For consistency (and due to it, better caching) reasons, many applications running on filesystem are using file descriptor (fd) opened with O_PATH in ‘openat()’, mkdirat(), etc (ie, all ‘${fop}at()’ calls). This gives a better consistency from path being altered while someone is operating at lower nodes of the path tree. For example applications/services like smbd use these ‘at()’ calls in their vfs fsal layers.
While glusterfs’s open() fop originating from fuse layer may not have O_PATH, it may be present in open originating from glfs_open().
How to get this implemented?
To get a proper implementation of O_PATH in glusterfs, which is consistent with both fuse and libgfapi is an effort which deals with how we manage inode references today. Will give more details on this in the later part of this section.
NOTE: Whichever way we support O_PATH in glusterfs, it would make changes in protocol layer change (ie, in XDR and may be in how xdata’s fields are interpreted). Thus, only when both client and server would be of certain versions, it would be supporting O_PATH feature.
Changes for O_PATH
It would be good to implement it in phases IMO.
Part I - Get O_PATH passed to the server/brick process in open() call.
For a moment ignore the fact that we don’t receive the O_PATH in fuse, and treat glusterfs’s protocol as if it receives the O_PATH. Today, O_PATH is not handled in glusterfs’s protocol layer, and just handling it in protocol layer should allow glusterfs’s open() more posix compliant.
This can be demonstrated by using glfs_open() / glfs_unlink() / glfs_fstat() calls to prove the working.
PR on this can include this test case to get started.
Part II - pass ‘client’s’ ‘nlookup’ of inode table to server side, and also pass the same in forget too.
This itself is PR which would need more testing for reference leaks. But idea here is simple. If any client mount has a ‘reference’ on the inode, server brick also should have a reference on the same file. This itself will bring consistency.
Part III - Handle server inode pruning properly to handle nlookup
Server’s inode_pruning should properly involve sending invalidation to client and only if client gets a forget(), server should forget the inode, otherwise, it should keep the reference intact.
Implementing ‘at()’ calls in glfs.
This part can get started just after ‘Part I’ from above can be completed. Thus, a proper test case also can be added to this.
This will help in vfs_glusterfs.c of smb/source3, and smb/source4 to work smoothly with glusterfs.
Updated this here so work on this can be started. More updates will be given along with the PR, and/or here.

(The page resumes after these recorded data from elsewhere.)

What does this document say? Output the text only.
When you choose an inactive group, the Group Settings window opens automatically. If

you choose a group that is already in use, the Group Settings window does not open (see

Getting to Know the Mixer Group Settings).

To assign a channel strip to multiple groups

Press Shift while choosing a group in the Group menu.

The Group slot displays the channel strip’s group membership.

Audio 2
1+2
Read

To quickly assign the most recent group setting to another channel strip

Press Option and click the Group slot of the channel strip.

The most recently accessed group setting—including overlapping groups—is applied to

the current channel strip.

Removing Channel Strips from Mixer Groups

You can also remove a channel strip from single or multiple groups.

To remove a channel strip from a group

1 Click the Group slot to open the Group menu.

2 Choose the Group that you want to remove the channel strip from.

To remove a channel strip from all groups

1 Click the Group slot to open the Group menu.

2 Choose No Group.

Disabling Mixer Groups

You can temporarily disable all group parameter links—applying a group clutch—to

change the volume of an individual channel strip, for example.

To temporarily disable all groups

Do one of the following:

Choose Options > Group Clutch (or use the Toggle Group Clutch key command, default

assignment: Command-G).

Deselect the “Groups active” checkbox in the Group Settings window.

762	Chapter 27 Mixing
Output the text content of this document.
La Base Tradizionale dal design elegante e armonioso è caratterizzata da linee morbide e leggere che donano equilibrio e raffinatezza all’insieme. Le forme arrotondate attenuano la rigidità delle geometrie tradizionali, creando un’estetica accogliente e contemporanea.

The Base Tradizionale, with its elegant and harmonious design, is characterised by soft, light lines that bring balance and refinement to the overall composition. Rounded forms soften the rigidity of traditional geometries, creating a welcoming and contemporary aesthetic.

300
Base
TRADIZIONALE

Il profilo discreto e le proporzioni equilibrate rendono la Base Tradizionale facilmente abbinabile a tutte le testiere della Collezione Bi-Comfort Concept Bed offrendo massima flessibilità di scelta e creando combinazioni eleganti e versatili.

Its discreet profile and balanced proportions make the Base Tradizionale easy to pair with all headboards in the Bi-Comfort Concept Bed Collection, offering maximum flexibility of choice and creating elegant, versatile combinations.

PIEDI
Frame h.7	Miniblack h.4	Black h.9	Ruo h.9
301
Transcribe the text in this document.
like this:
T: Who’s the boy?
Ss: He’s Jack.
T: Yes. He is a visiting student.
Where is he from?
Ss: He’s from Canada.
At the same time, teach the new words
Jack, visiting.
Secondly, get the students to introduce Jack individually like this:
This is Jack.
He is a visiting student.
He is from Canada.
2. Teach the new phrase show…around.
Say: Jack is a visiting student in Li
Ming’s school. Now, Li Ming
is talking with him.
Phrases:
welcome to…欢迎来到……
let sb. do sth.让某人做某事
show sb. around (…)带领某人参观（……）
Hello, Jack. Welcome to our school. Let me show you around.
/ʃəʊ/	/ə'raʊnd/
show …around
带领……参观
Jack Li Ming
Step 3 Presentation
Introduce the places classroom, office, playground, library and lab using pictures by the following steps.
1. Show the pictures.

Would be nice to get all those new gfapi calls implemented mentioned in the release 11 tracker.
Is that done and complete, for Gluster 11?
O_PATH support for gfapi should work, though it's not optimized, but FUSE mounts won't support it until #3812 is addressed.
Thank you for your contributions. Noticed that this issue is not having any activity in last ~6 months! We are marking this issue as stale because it has not had recent activity. It will be closed in 2 weeks if no one responds with a comment here.
Thank you for your contributions. Noticed that this issue is not having any activity in last ~6 months! We are marking this issue as stale because it has not had recent activity. It will be closed in 2 weeks if no one responds with a comment here.
Closing this issue as there was no update since my last update on issue. If this is an issue which is still valid, feel free to open it.